Will not Improve Environment: And the Wall Street Journal reported that, “In truth, the cost of backup power not only caps solar and wind growth, renewables may already have overshot. The International Renewable Energy Agency, in a discordantly sober report, predicts that wind and solar will start shrinking their share in the fast-growing developing economies in coming years.”
If you still believe carbon dioxide is a problem consider this as reported in the Wall Street Journal, “Germany managed to increase its use of renewables and its output of carbon dioxide at the same time—because it resorted to cheap coal to keep the lights on at a price its people could afford.”
In closing, Illinois should trust the free market to determine what energy is produced and at what price. The free market built this nation and can be better trusted than politicians and special interests. Illinoisans deserve energy that is cheap, reliable and pollutant free. Politicians in state government continue to obscure the path toward those objectives in order to keep political insiders happy.
I could not agree more with Representative Ives. And while there were some Republicans that voted for this bailout, take a look and see which group was the second largest recipient of Exelon campaign contributions in the 2016 election cycle… the Illinois Democratic Party.
Before we go to far down that path, look at the list of Candidates who received money from them.
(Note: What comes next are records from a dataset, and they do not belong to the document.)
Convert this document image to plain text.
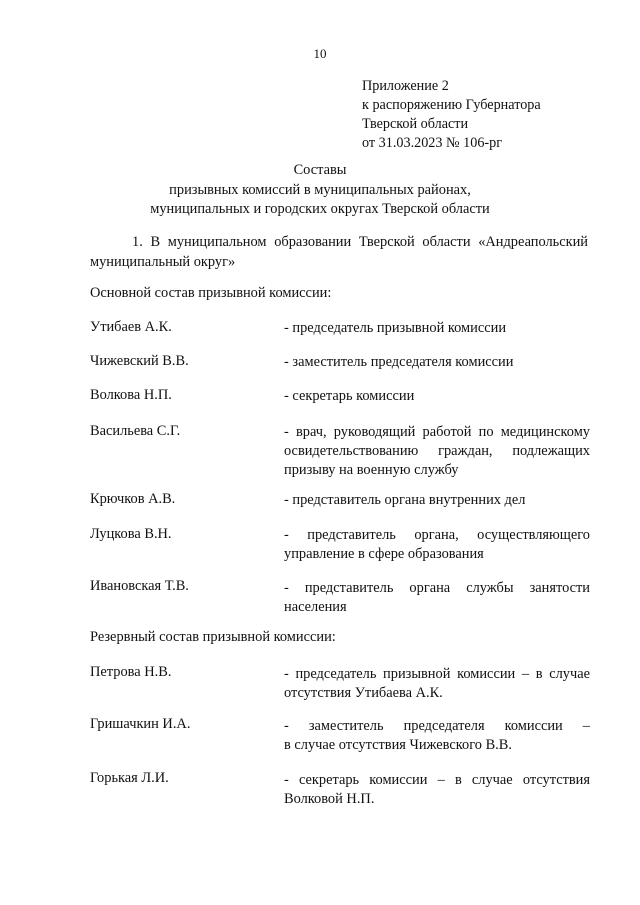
10
Приложение 2
к распоряжению Губернатора
Тверской области
от 31.03.2023 № 106-рг
Составы
призывных комиссий в муниципальных районах,
муниципальных и городских округах Тверской области
1. В муниципальном образовании Тверской области «Андреапольский
муниципальный округ»
Основной состав призывной комиссии:
Утибаев А.К.	- председатель призывной комиссии
Чижевский В.В.	- заместитель председателя комиссии
Волкова Н.П.	- секретарь комиссии
Васильева С.Г.	- врач, руководящий работой по медицинскому
освидетельствованию граждан, подлежащих
призыву на военную службу
Крючков А.В.	- представитель органа внутренних дел
Луцкова В.Н.	- представитель органа, осуществляющего
управление в сфере образования
Ивановская Т.В.	- представитель органа службы занятости
населения
Резервный состав призывной комиссии:
Петрова Н.В.	- председатель призывной комиссии – в случае
отсутствия Утибаева А.К.
Гришачкин И.А.	- заместитель председателя комиссии –
в случае отсутствия Чижевского В.В.
Горькая Л.И.	- секретарь комиссии – в случае отсутствия
Волковой Н.П.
There are quite a few Republicans with names you would recognize – how many of them voted for this??
It occurred to me after reading this that maybe Rauner’s investment business has a substantial amount in Exelon stock – something he really couldn’t endanger the value of. Does anyone know about that?
Why are we being asked to pay again for what Exelon/ComEd is calling capital expenses to keep two nuclear plants alive in IL? First off, we’ve already built and paid for them one or more times already and secondly, capital expenses are the responsibility of shareholders not ratepayers. This is the second time in recent years that Exelon/ComEd has bypassed the ICC and gone to the Legislature to enact a law regarding rates. The first being the monthly surcharge for not installing a SmartMeter.
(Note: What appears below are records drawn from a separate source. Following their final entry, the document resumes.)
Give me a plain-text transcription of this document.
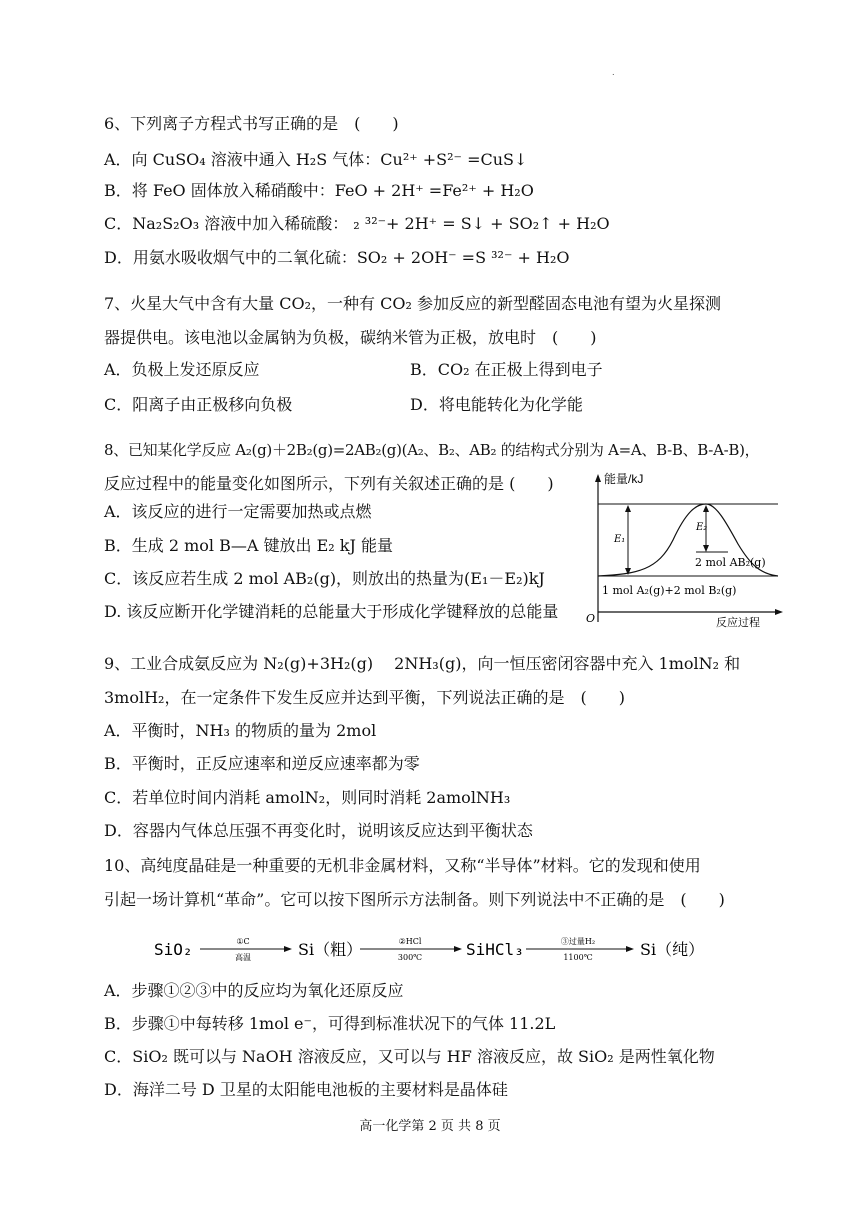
.
6、下列离子方程式书写正确的是　(　　)
A．向 CuSO₄ 溶液中通入 H₂S 气体：Cu²⁺ +S²⁻ =CuS↓
B．将 FeO 固体放入稀硝酸中：FeO + 2H⁺ =Fe²⁺ + H₂O
C．Na₂S₂O₃ 溶液中加入稀硫酸： ₂ ³²⁻+ 2H⁺ = S↓ + SO₂↑ + H₂O
D．用氨水吸收烟气中的二氧化硫：SO₂ + 2OH⁻ =S ³²⁻ + H₂O
7、火星大气中含有大量 CO₂，一种有 CO₂ 参加反应的新型醛固态电池有望为火星探测
器提供电。该电池以金属钠为负极，碳纳米管为正极，放电时　(　　)
A．负极上发还原反应	B．CO₂ 在正极上得到电子
C．阳离子由正极移向负极	D．将电能转化为化学能
8、已知某化学反应 A₂(g)＋2B₂(g)=2AB₂(g)(A₂、B₂、AB₂ 的结构式分别为 A=A、B-B、B-A-B)，
反应过程中的能量变化如图所示，下列有关叙述正确的是 (　　)
A．该反应的进行一定需要加热或点燃
B．生成 2 mol B—A 键放出 E₂ kJ 能量
C．该反应若生成 2 mol AB₂(g)，则放出的热量为(E₁－E₂)kJ
D. 该反应断开化学键消耗的总能量大于形成化学键释放的总能量
能量/kJ
反应过程
O
E₁
E₂
2 mol AB₂(g)
1 mol A₂(g)+2 mol B₂(g)
9、工业合成氨反应为 N₂(g)+3H₂(g)　 2NH₃(g)，向一恒压密闭容器中充入 1molN₂ 和
3molH₂，在一定条件下发生反应并达到平衡，下列说法正确的是　(　　)
A．平衡时，NH₃ 的物质的量为 2mol
B．平衡时，正反应速率和逆反应速率都为零
C．若单位时间内消耗 amolN₂，则同时消耗 2amolNH₃
D．容器内气体总压强不再变化时，说明该反应达到平衡状态
10、高纯度晶硅是一种重要的无机非金属材料，又称“半导体”材料。它的发现和使用
引起一场计算机“革命”。它可以按下图所示方法制备。则下列说法中不正确的是　(　　)
SiO₂	①C
高温	Si（粗）	②HCl
300℃	SiHCl₃	③过量H₂
1100℃	Si（纯）
A．步骤①②③中的反应均为氧化还原反应
B．步骤①中每转移 1mol e⁻，可得到标准状况下的气体 11.2L
C．SiO₂ 既可以与 NaOH 溶液反应，又可以与 HF 溶液反应，故 SiO₂ 是两性氧化物
D．海洋二号 D 卫星的太阳能电池板的主要材料是晶体硅
高一化学第 2 页 共 8 页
This has got to stop, now. Exelon shareholders are bearing no responsibility for their investment or lack of good management on the part of their Executives. It always falls on the ratepayers in IL. IL has NEVER found a rate increase request from Exelon/ComEd that they haven’t liked. Is there anyone in Springfield ever representing us? They have always been guaranteed a minimum rate of return on their investment by law. If their management and Board of Directors screw up on it, then it’s time for a change at the top.